Drones in Texas and Tanks in Tampa: Inside the Out-Of-Control Weaponized Homeland Security State
Continued from previous page
Farewell to Peaceful Private Life
We’re not just talking money eagerly squandered. That may prove the least of it. More importantly, the fundamental values of American democracy -- particularly the right to lead an autonomous private life -- have been compromised with grim efficiency. The weaponry and tactics now routinely employed by police are visible evidence of this.
Yes, it’s true that Montgomery County, Texas, has purchased a weapons-capable drone. (They say they’ll only arm it with tasers, if necessary.) Yes, it’s true that the Tampa police have beefed the force up with an eight-ton armored personnel carrier, augmenting two older tanks the department already owns. Yes, the Fargo police are ready with bomb detection robots, and Chicago boasts a network of at least 15,000 interlinked surveillance cameras.
New York City’s 34,000-member police force is now the ground zero of a growing outcry over rampant secret spying on Muslim students and communities up and down the East coast. It has been a big beneficiary of federal security largess. Between 2003 and 2010, the city received more than $1.1 billion through Homeland Security’s Urban Areas Security Initiative grant program. And that’s only one of the grant programs funneling such money to New York.
The Obama White House itself has directly funded part of the New York Police Department’s anti-Muslim surveillance program. Top officials of New York’s finest have, however, repeatedly refused to disclose just how much anti-terrorism money it has been spending, citing, of course, security.

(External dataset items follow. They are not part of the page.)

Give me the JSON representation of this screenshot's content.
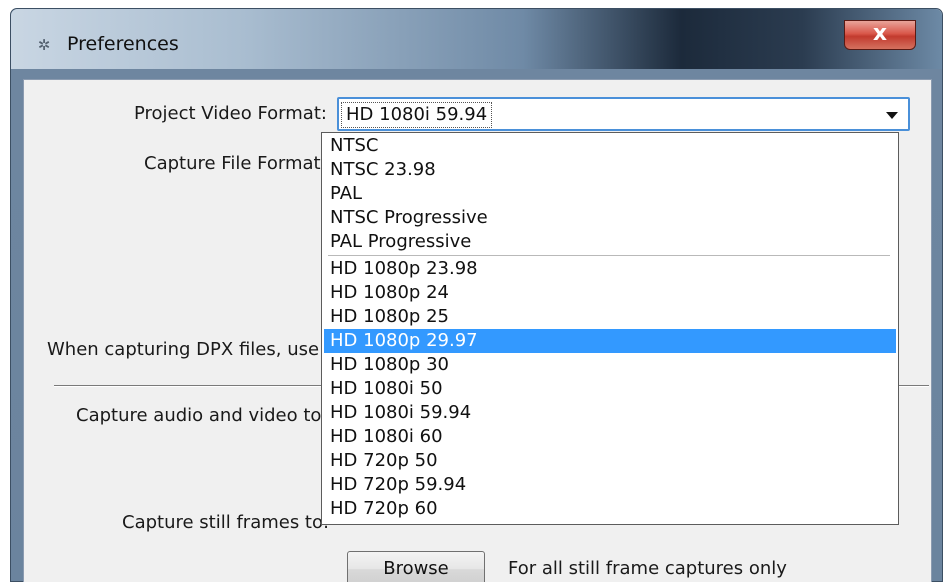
{
  "window": {
    "title": "Preferences",
    "close_glyph": "x",
    "icon": "gear-icon"
  },
  "form": {
    "project_video_format_label": "Project Video Format:",
    "capture_file_format_label": "Capture File Format:",
    "dpx_label": "When capturing DPX files, use",
    "capture_audio_video_label": "Capture audio and video to:",
    "capture_still_label": "Capture still frames to:",
    "browse_label": "Browse",
    "browse_note": "For all still frame captures only"
  },
  "project_video_format": {
    "selected_value": "HD 1080i 59.94",
    "options": [
      "NTSC",
      "NTSC 23.98",
      "PAL",
      "NTSC Progressive",
      "PAL Progressive",
      "HD 1080p 23.98",
      "HD 1080p 24",
      "HD 1080p 25",
      "HD 1080p 29.97",
      "HD 1080p 30",
      "HD 1080i 50",
      "HD 1080i 59.94",
      "HD 1080i 60",
      "HD 720p 50",
      "HD 720p 59.94",
      "HD 720p 60"
    ],
    "highlighted_option": "HD 1080p 29.97"
  },
  "colors": {
    "highlight": "#3399ff",
    "focus_border": "#4a90d9",
    "close_button": "#c8493c"
  }
}
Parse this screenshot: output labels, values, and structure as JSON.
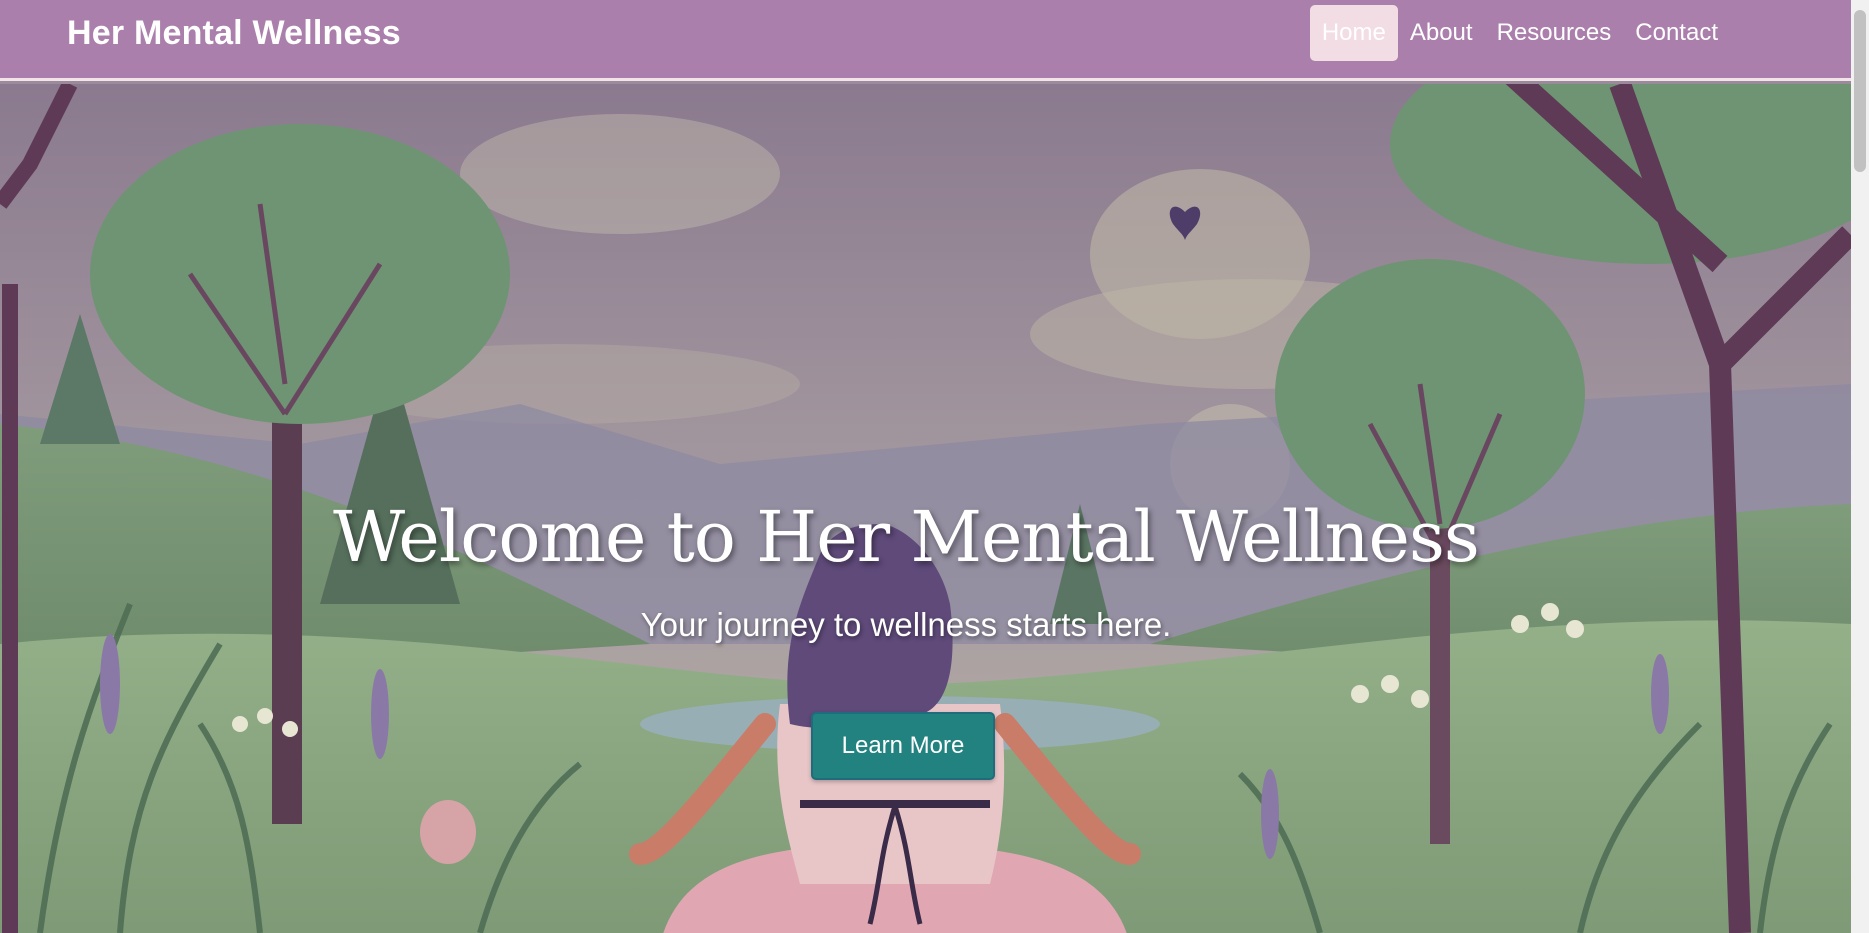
{
  "header": {
    "brand": "Her Mental Wellness",
    "nav": [
      {
        "label": "Home",
        "active": true
      },
      {
        "label": "About",
        "active": false
      },
      {
        "label": "Resources",
        "active": false
      },
      {
        "label": "Contact",
        "active": false
      }
    ]
  },
  "hero": {
    "title": "Welcome to Her Mental Wellness",
    "subtitle": "Your journey to wellness starts here.",
    "cta_label": "Learn More",
    "background": "illustration-woman-meditating-in-meadow"
  },
  "colors": {
    "navbar": "#ab7fac",
    "active_tab": "#f2dde4",
    "cta": "#22827f",
    "sky": "#9b8a9b",
    "grass": "#8aa57f"
  }
}
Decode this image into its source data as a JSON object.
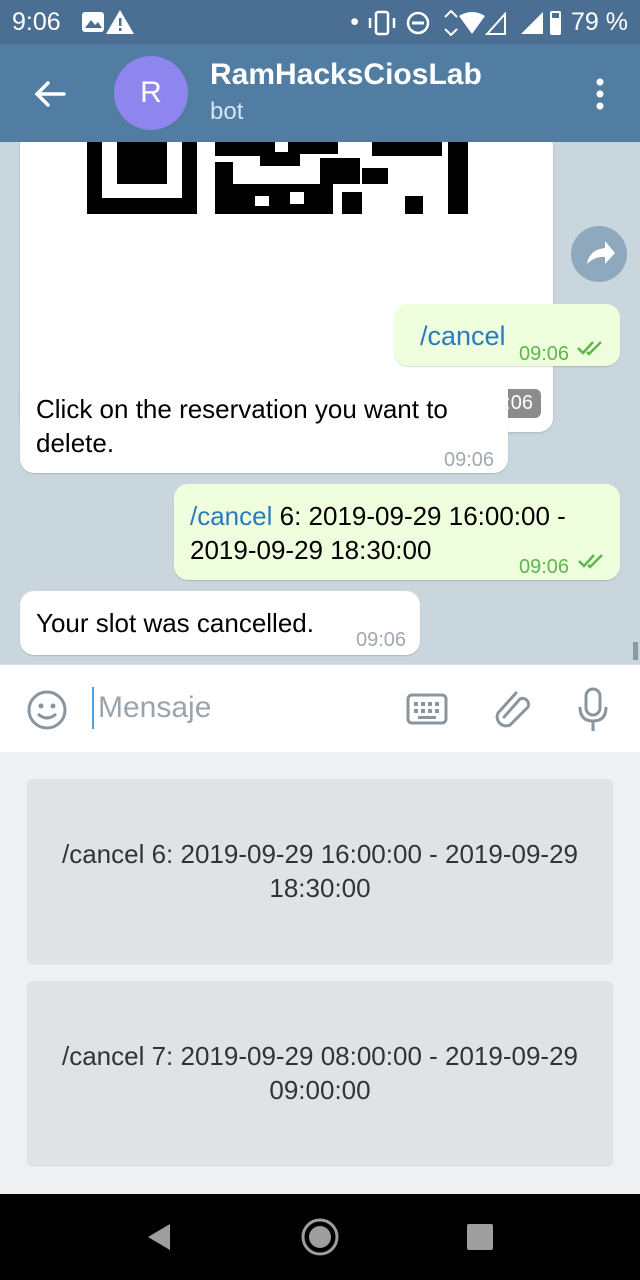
{
  "status": {
    "time": "9:06",
    "battery": "79 %"
  },
  "header": {
    "avatar_letter": "R",
    "title": "RamHacksCiosLab",
    "subtitle": "bot"
  },
  "messages": [
    {
      "type": "image",
      "time": "09:06"
    },
    {
      "type": "outgoing",
      "command": "/cancel",
      "text": "",
      "time": "09:06"
    },
    {
      "type": "incoming",
      "text": "Click on the reservation you want to delete.",
      "time": "09:06"
    },
    {
      "type": "outgoing",
      "command": "/cancel",
      "text": " 6: 2019-09-29 16:00:00 - 2019-09-29 18:30:00",
      "time": "09:06"
    },
    {
      "type": "incoming",
      "text": "Your slot was cancelled.",
      "time": "09:06"
    }
  ],
  "input": {
    "placeholder": "Mensaje"
  },
  "keyboard": {
    "buttons": [
      {
        "label": "/cancel 6: 2019-09-29 16:00:00 - 2019-09-29 18:30:00"
      },
      {
        "label": "/cancel 7: 2019-09-29 08:00:00 - 2019-09-29 09:00:00"
      }
    ]
  },
  "colors": {
    "header": "#517da2",
    "status": "#4a6f92",
    "avatar": "#8e85ee",
    "link": "#2a7ac0",
    "check": "#5cb64a"
  }
}
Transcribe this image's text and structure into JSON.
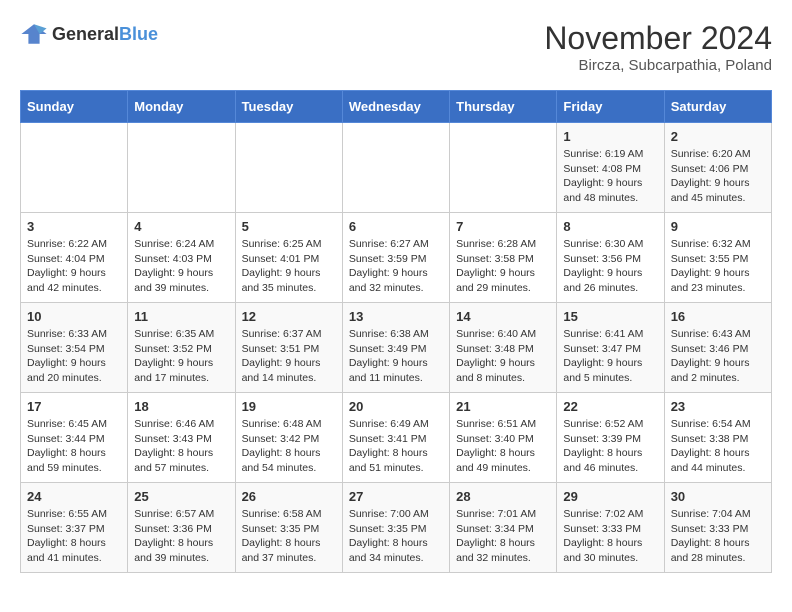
{
  "header": {
    "logo_general": "General",
    "logo_blue": "Blue",
    "month_year": "November 2024",
    "location": "Bircza, Subcarpathia, Poland"
  },
  "days_of_week": [
    "Sunday",
    "Monday",
    "Tuesday",
    "Wednesday",
    "Thursday",
    "Friday",
    "Saturday"
  ],
  "weeks": [
    [
      {
        "day": "",
        "info": ""
      },
      {
        "day": "",
        "info": ""
      },
      {
        "day": "",
        "info": ""
      },
      {
        "day": "",
        "info": ""
      },
      {
        "day": "",
        "info": ""
      },
      {
        "day": "1",
        "info": "Sunrise: 6:19 AM\nSunset: 4:08 PM\nDaylight: 9 hours and 48 minutes."
      },
      {
        "day": "2",
        "info": "Sunrise: 6:20 AM\nSunset: 4:06 PM\nDaylight: 9 hours and 45 minutes."
      }
    ],
    [
      {
        "day": "3",
        "info": "Sunrise: 6:22 AM\nSunset: 4:04 PM\nDaylight: 9 hours and 42 minutes."
      },
      {
        "day": "4",
        "info": "Sunrise: 6:24 AM\nSunset: 4:03 PM\nDaylight: 9 hours and 39 minutes."
      },
      {
        "day": "5",
        "info": "Sunrise: 6:25 AM\nSunset: 4:01 PM\nDaylight: 9 hours and 35 minutes."
      },
      {
        "day": "6",
        "info": "Sunrise: 6:27 AM\nSunset: 3:59 PM\nDaylight: 9 hours and 32 minutes."
      },
      {
        "day": "7",
        "info": "Sunrise: 6:28 AM\nSunset: 3:58 PM\nDaylight: 9 hours and 29 minutes."
      },
      {
        "day": "8",
        "info": "Sunrise: 6:30 AM\nSunset: 3:56 PM\nDaylight: 9 hours and 26 minutes."
      },
      {
        "day": "9",
        "info": "Sunrise: 6:32 AM\nSunset: 3:55 PM\nDaylight: 9 hours and 23 minutes."
      }
    ],
    [
      {
        "day": "10",
        "info": "Sunrise: 6:33 AM\nSunset: 3:54 PM\nDaylight: 9 hours and 20 minutes."
      },
      {
        "day": "11",
        "info": "Sunrise: 6:35 AM\nSunset: 3:52 PM\nDaylight: 9 hours and 17 minutes."
      },
      {
        "day": "12",
        "info": "Sunrise: 6:37 AM\nSunset: 3:51 PM\nDaylight: 9 hours and 14 minutes."
      },
      {
        "day": "13",
        "info": "Sunrise: 6:38 AM\nSunset: 3:49 PM\nDaylight: 9 hours and 11 minutes."
      },
      {
        "day": "14",
        "info": "Sunrise: 6:40 AM\nSunset: 3:48 PM\nDaylight: 9 hours and 8 minutes."
      },
      {
        "day": "15",
        "info": "Sunrise: 6:41 AM\nSunset: 3:47 PM\nDaylight: 9 hours and 5 minutes."
      },
      {
        "day": "16",
        "info": "Sunrise: 6:43 AM\nSunset: 3:46 PM\nDaylight: 9 hours and 2 minutes."
      }
    ],
    [
      {
        "day": "17",
        "info": "Sunrise: 6:45 AM\nSunset: 3:44 PM\nDaylight: 8 hours and 59 minutes."
      },
      {
        "day": "18",
        "info": "Sunrise: 6:46 AM\nSunset: 3:43 PM\nDaylight: 8 hours and 57 minutes."
      },
      {
        "day": "19",
        "info": "Sunrise: 6:48 AM\nSunset: 3:42 PM\nDaylight: 8 hours and 54 minutes."
      },
      {
        "day": "20",
        "info": "Sunrise: 6:49 AM\nSunset: 3:41 PM\nDaylight: 8 hours and 51 minutes."
      },
      {
        "day": "21",
        "info": "Sunrise: 6:51 AM\nSunset: 3:40 PM\nDaylight: 8 hours and 49 minutes."
      },
      {
        "day": "22",
        "info": "Sunrise: 6:52 AM\nSunset: 3:39 PM\nDaylight: 8 hours and 46 minutes."
      },
      {
        "day": "23",
        "info": "Sunrise: 6:54 AM\nSunset: 3:38 PM\nDaylight: 8 hours and 44 minutes."
      }
    ],
    [
      {
        "day": "24",
        "info": "Sunrise: 6:55 AM\nSunset: 3:37 PM\nDaylight: 8 hours and 41 minutes."
      },
      {
        "day": "25",
        "info": "Sunrise: 6:57 AM\nSunset: 3:36 PM\nDaylight: 8 hours and 39 minutes."
      },
      {
        "day": "26",
        "info": "Sunrise: 6:58 AM\nSunset: 3:35 PM\nDaylight: 8 hours and 37 minutes."
      },
      {
        "day": "27",
        "info": "Sunrise: 7:00 AM\nSunset: 3:35 PM\nDaylight: 8 hours and 34 minutes."
      },
      {
        "day": "28",
        "info": "Sunrise: 7:01 AM\nSunset: 3:34 PM\nDaylight: 8 hours and 32 minutes."
      },
      {
        "day": "29",
        "info": "Sunrise: 7:02 AM\nSunset: 3:33 PM\nDaylight: 8 hours and 30 minutes."
      },
      {
        "day": "30",
        "info": "Sunrise: 7:04 AM\nSunset: 3:33 PM\nDaylight: 8 hours and 28 minutes."
      }
    ]
  ]
}
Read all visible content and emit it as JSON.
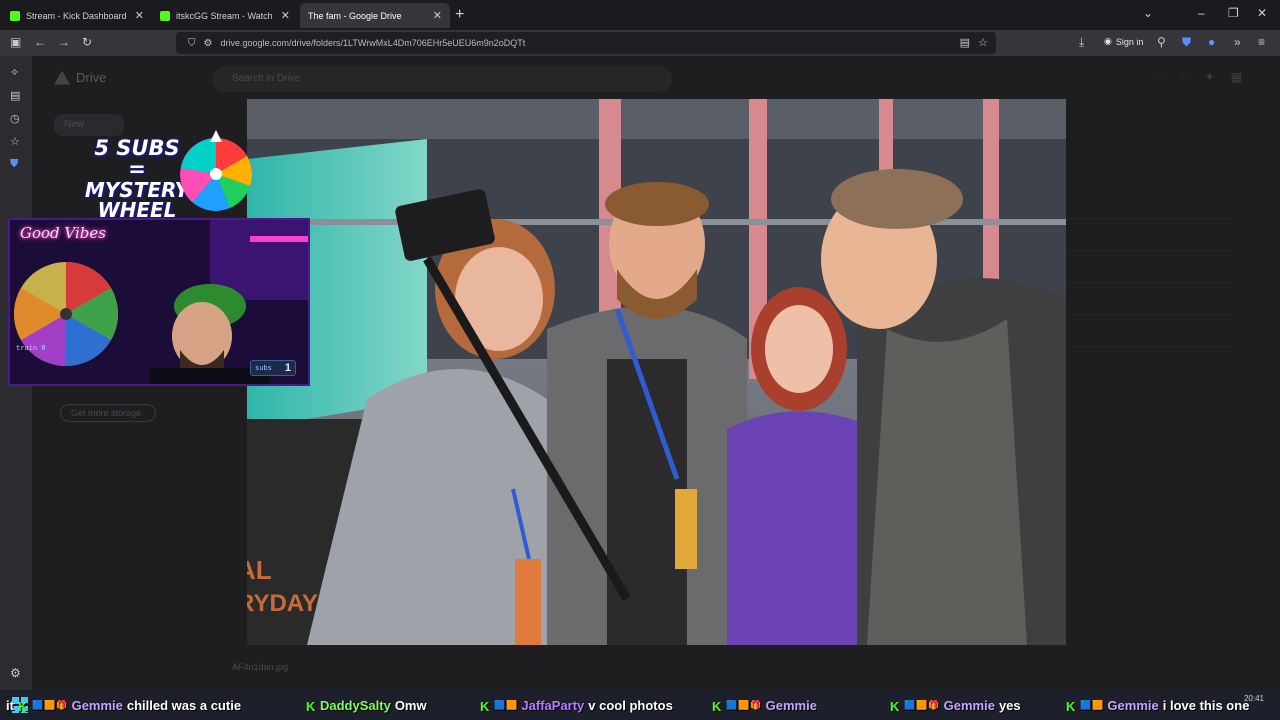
{
  "browser": {
    "tabs": [
      {
        "title": "Stream - Kick Dashboard",
        "active": false
      },
      {
        "title": "itskcGG Stream - Watch Live on Kick",
        "active": false
      },
      {
        "title": "The fam - Google Drive",
        "active": true
      }
    ],
    "new_tab_glyph": "+",
    "url": "drive.google.com/drive/folders/1LTWrwMxL4Dm706EHr5eUEU6m9n2oDQTt",
    "sign_in_label": "Sign in"
  },
  "drive": {
    "app_name": "Drive",
    "search_placeholder": "Search in Drive",
    "new_label": "New",
    "storage_label": "Get more storage",
    "file_name": "AF4n1dan.jpg"
  },
  "stream_overlay": {
    "promo_line1": "5 SUBS =",
    "promo_line2": "MYSTERY",
    "promo_line3": "WHEEL",
    "good_vibes": "Good Vibes",
    "trains_label": "train",
    "trains_value": "0",
    "subs_label": "subs",
    "subs_count": "1"
  },
  "chat_ticker": [
    {
      "username": "Gemmie",
      "message": "chilled was a cutie",
      "prefix": "it"
    },
    {
      "username": "DaddySalty",
      "message": "Omw"
    },
    {
      "username": "JaffaParty",
      "message": "v cool photos"
    },
    {
      "username": "Gemmie",
      "message": ""
    },
    {
      "username": "Gemmie",
      "message": "yes"
    },
    {
      "username": "Gemmie",
      "message": "i love this one"
    }
  ],
  "taskbar": {
    "time": "20:41"
  },
  "colors": {
    "kick_green": "#53fc18",
    "drive_blue": "#4285f4",
    "username_purple": "#c7a2ff",
    "username_green": "#7dff5a"
  }
}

Can New York City ever be “secure”? Mayor Michael Bloomberg boasted recently with obvious satisfaction: “I have my own army in the NYPD, which is the seventh largest army in the world.” That would be the Vietnamese army actually, but accuracy isn’t the point. The smugness of the boast is. And meanwhile the money keeps pouring in and the “security” activities only multiply.
Why, for instance, are New York cops traveling to Yale University in New Haven, Connecticut, and Newark, New Jersey, to spy on ordinary Muslim citizens, who have nothing to do with New York and are not suspected of doing anything? For what conceivable purpose does Tampa want an eight-ton armored vehicle? Why do Texas sheriffs north of Houston believe one drone -- or a dozen, for that matter -- will make Montgomery County a better place? What manner of thinking conjures up a future that requires such hardware? We have entered a dark world that demands an inescapable battery of closed-circuit, networked video cameras trained on ordinary citizens strolling Michigan Avenue.
This is not simply a police issue. Law enforcement agencies may acquire the equipment and deploy it, but city legislators and executives must approve the expenditures and the uses. State legislators and bureaucrats refine the local grant requests. Federal officials, with endless input from national security and defense vendors and lobbyists, appropriate the funds.
Doubters are simply swept aside (while legions of security and terrorism pundits spin dread-inducing fantasies), and ultimately, the American people accept and live with the results. We get what we pay for -- Mayor Bloomberg’s “army,” replicated coast to coast.
Budgets Tell the Story
Militarized thinking is made manifest through budgets, which daily reshape political and bureaucratic life in large and small ways. Not long after the 9/11 attacks, then-Attorney General John Ashcroft, appearing before the Senate Judiciary Committee, used this formula to define the new American environment and so the thinking that went with it: “Terrorist operatives infiltrate our communities -- plotting, planning, and waiting to kill again.” To counter that, the government had urgently embarked on “a wartime reorganization,” he said, and was “forging new relationships of cooperation with state and local law enforcement.”